The public anxiety towards business seems to have intensified since the 1980s, when policy was based on “what was good for business was good for the country”, a view which assumes that the country’s interests are exactly the same as those of businesses. Its logic is that Gross Domestic Product is the nation’s objective, since business is best at adding to GDP.

However, surveys show New Zealanders have little enthusiasm for GDP as the ultimate goal of their society. Sure, they like more material things and more spending power to attain them. But they also want community, independence, quality of life, security and sustainability, none of which business is particularly good at delivering. The 90s obsession with GDP contradicted New Zealanders’ aspirations.

In 1999, the voters elected a Labour-led government whose “New Zealand Vision” begins with wanting:
– a land where diversity is valued and reflected in our national identity;
– a great place to live, learn, work and do business;
– a birthplace of world-changing people and ideas;
– a place where people invest in the future.

These do not directly contradict business’s requirements, but they are broader, and so demote business from the dominant role it had in the previous 15 years. But you can’t blame this on the government. We chose it. Moreover, the government seems acutely aware of the tension. A secondary element of the Vision Statement involves a country “rich in well-founded and well-run companies and enterprises characterised by a common sense of purpose and achievement. They are global in outlook, competitive and growing in value.”

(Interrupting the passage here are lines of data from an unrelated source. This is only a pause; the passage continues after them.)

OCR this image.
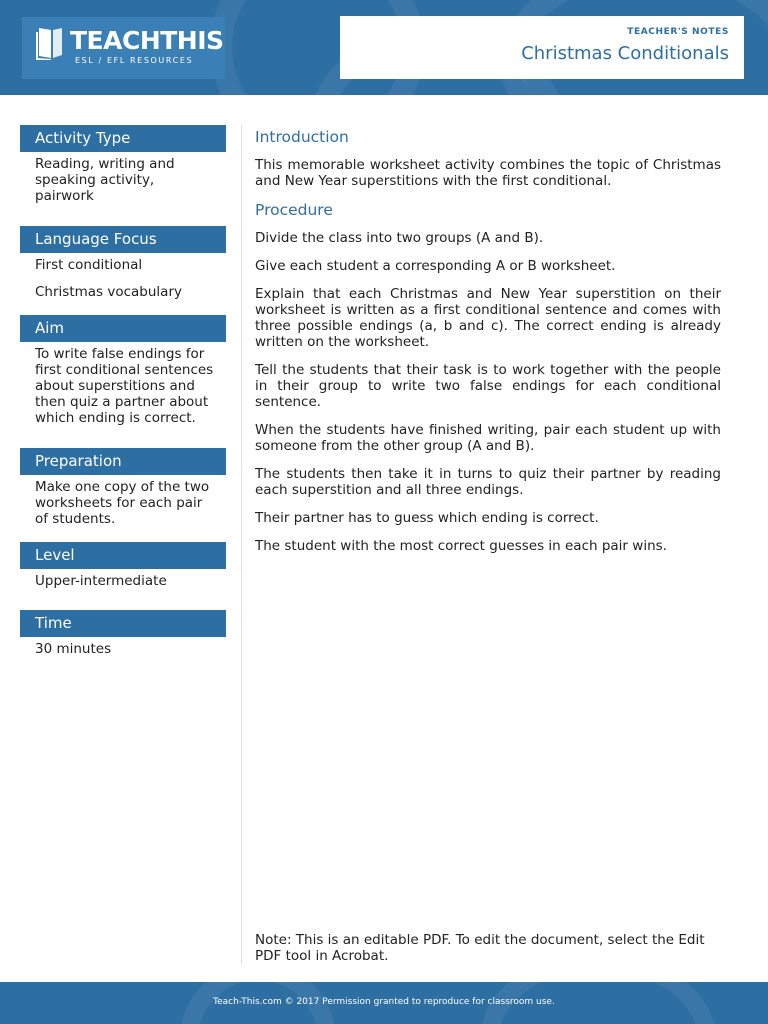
TEACHTHIS
ESL / EFL RESOURCES
TEACHER'S NOTES
Christmas Conditionals
Activity Type

Reading, writing and speaking activity, pairwork

Language Focus

First conditional

Christmas vocabulary

Aim

To write false endings for first conditional sentences about superstitions and then quiz a partner about which ending is correct.

Preparation

Make one copy of the two worksheets for each pair of students.

Level

Upper-intermediate

Time

30 minutes

Introduction

This memorable worksheet activity combines the topic of Christmas and New Year superstitions with the first conditional.

Procedure

Divide the class into two groups (A and B).

Give each student a corresponding A or B worksheet.

Explain that each Christmas and New Year superstition on their worksheet is written as a first conditional sentence and comes with three possible endings (a, b and c). The correct ending is already written on the worksheet.

Tell the students that their task is to work together with the people in their group to write two false endings for each conditional sentence.

When the students have finished writing, pair each student up with someone from the other group (A and B).

The students then take it in turns to quiz their partner by reading each superstition and all three endings.

Their partner has to guess which ending is correct.

The student with the most correct guesses in each pair wins.

Note: This is an editable PDF. To edit the document, select the Edit PDF tool in Acrobat.
Teach-This.com © 2017 Permission granted to reproduce for classroom use.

Business generally does not seem to have come to terms with this apparent demotion. The ideology of the Business Roundtable focuses on business knows best. Much of the rhetoric in the business pages seems to belong to another country. (There are, of course, those such as the NZ Business Council for Sustainable Development, which promote business interests in a broader context. To repeat, business – like the rest of us – is not a unity.)

It is not helpful to argue that “what is good for New Zealand is good for business”. The statement is either meaninglessly platitudinous or wrong. Sometimes national decisions are not entirely in all businesses’ best interests. But that is generally true – policy cannot please everyone. On occasions, each of us loses out on some matter of public policy. Ironically, because the government has to resolve the tension between business and the community, it often, illogically, gets blamed for it.

We need business to acknowledge that although it is a critical part of the nation’s success, that success is not to be solely measured in terms of the GDP it is so good at generating, but in terms of wider objectives to which GDP often, but not always, contributes. Sometimes business interests will not predominate.

But the rest of us need to remember that although we may have broader objectives, those hundreds of commercial transactions we do every day indicate that we depend on a significant contribution from business to our welfare. Even though business requirements may not be paramount, their concerns – particularly when they are put in the context of our wider objectives – should be carefully listened to, respected, and overruled only with reluctance.

The previous sentence applies, of course, to every sector of society.